Estávamos enganados, vimos que tinha bastante influência dos artistas internacionais, mas quis criar a sua própria identidade visual. Ela aos poucos começou a sair do funk e rapidamente ingressou na música pop, fazendo com que as pessoas se acostumasse com a sua imagem. O ano de 2017 foi dela e principalmente por fazer parcerias internacionais de sucesso.
A ex-funkeira, crescida em bons colégios públicos e trabalhou como estagiária na Vale, sabia que tinha que ser esperta e ter diferencial para conquistar os gringos. Eles já gostam da batida do funk carioca, mas precisa muito mais que isso. Sabendo de que a gente é complexo (“O Brasil não é para amadores”), mas ao mesmo versátil, ela portanto, vestiu a camisa da criatividade e mostrou que é possível ser artista, mulher e latina sem precisar perder as raízes, diferente do que aconteceu com a colombiana Shakira (escute os primeiros discos dela e os atuais, vai entender muito bem o que estou falando).
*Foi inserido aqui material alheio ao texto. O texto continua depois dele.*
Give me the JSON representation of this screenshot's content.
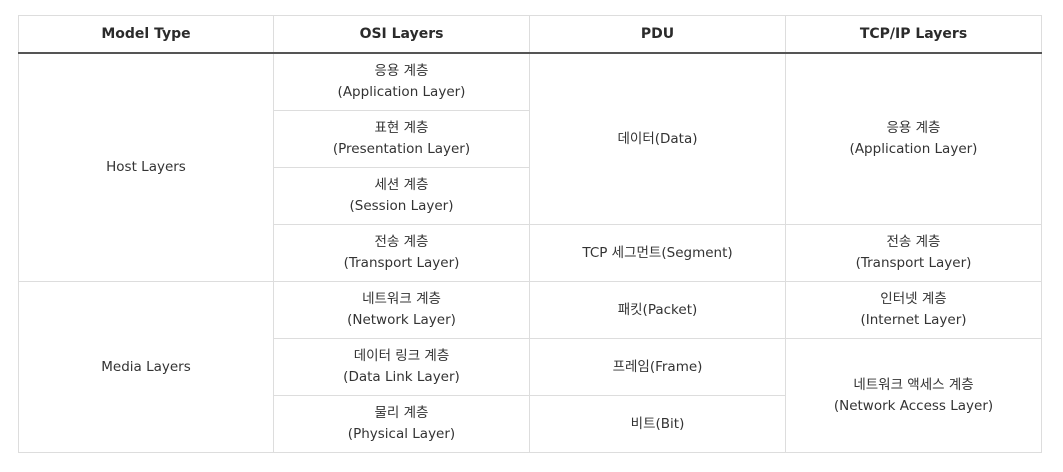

Assim como numa partida de xadrez, ela avançou um peão para começar a partida. Então, fez aquela excelente parceria com Iggy Azaelia, que não foi para frente pelo fato do clipe ser vazado. O bispo podia rapidamente fazer com que a jovem perdesse o jogo com um xeque-mate de bispo, também conhecido como pastor. Podia ser o fim da carreira internacional, mas ela resolveu arriscar mais uma vez. Assim, surgiu o “Sua Cara”, parceria com os djs do Major Lazer, no qual um dos líderes é o Diplo, um dos principais produtores musicais da atualidade, e com a cantora Pabllo Vittar, que foi um sucesso e viralizou na internet. Ao mesmo tempo, veio “Paradinha”, mostrando que também sabe fazer bom som em espanhol e totalmente gravado em Nova Iorque.
O jogo avançou e estava na hora de garantir o seu espaço. Assim, lançou quatro músicas e seus respectivos vídeos, um por mês. Objetivo era conseguir público, assim como ela fez com “Show das Poderosas”, mas com foco nos gringos, quanto mais engajamento, melhor. Uma estratégia de guerra, literalmente, uma guerra de números, engajamento e streaming. Diferente dos outros artistas, ela sabe que os brasileiros estão consumindo e resolveu misturar a brasilidade com o que os brasileiros gostam de escutar na música pop.
Depois veio o “Will I See You”, quando Anitta samba na cara das inimigas, mostrando que canta inglês e não apenas uns versos. Depois veio “Is That For me”, uma música eletrônica para consumo rápido, atingindo um público internacional que consome música nova como quem respira. No mês seguinte veio “Downtown”, em espanhol, parceria com J. Balvin, que hoje é o cantor latino mais influente no mundo, já escutou “Mi Gente”?
O “Vai Malandra” é a cereja do bolo da estratégia internacional de Anitta, no qual ela volta as origens e não mascara ou romantiza a favela. Explora desde as suas celulites na bunda, passando pelos biquínis de fita isolante, até as fiações tortas das ruas estreitas da favela, diferente dos programas de turismo no Rio de Janeiro. A ideia aqui é mostrar o quanto nós podemos ser iguais aos do norte.
Um outro diferencial, ela soube se arriscar. Se um single não foi bem esperado, partia para outra.
A carioca do subúrbio de Honório Gurgel está mostrando que o Brasil pode com as próprias pernas, com criatividade e sem precisar daquele complexo vira-lata que a sociedade intelectual brasileira adora fazer.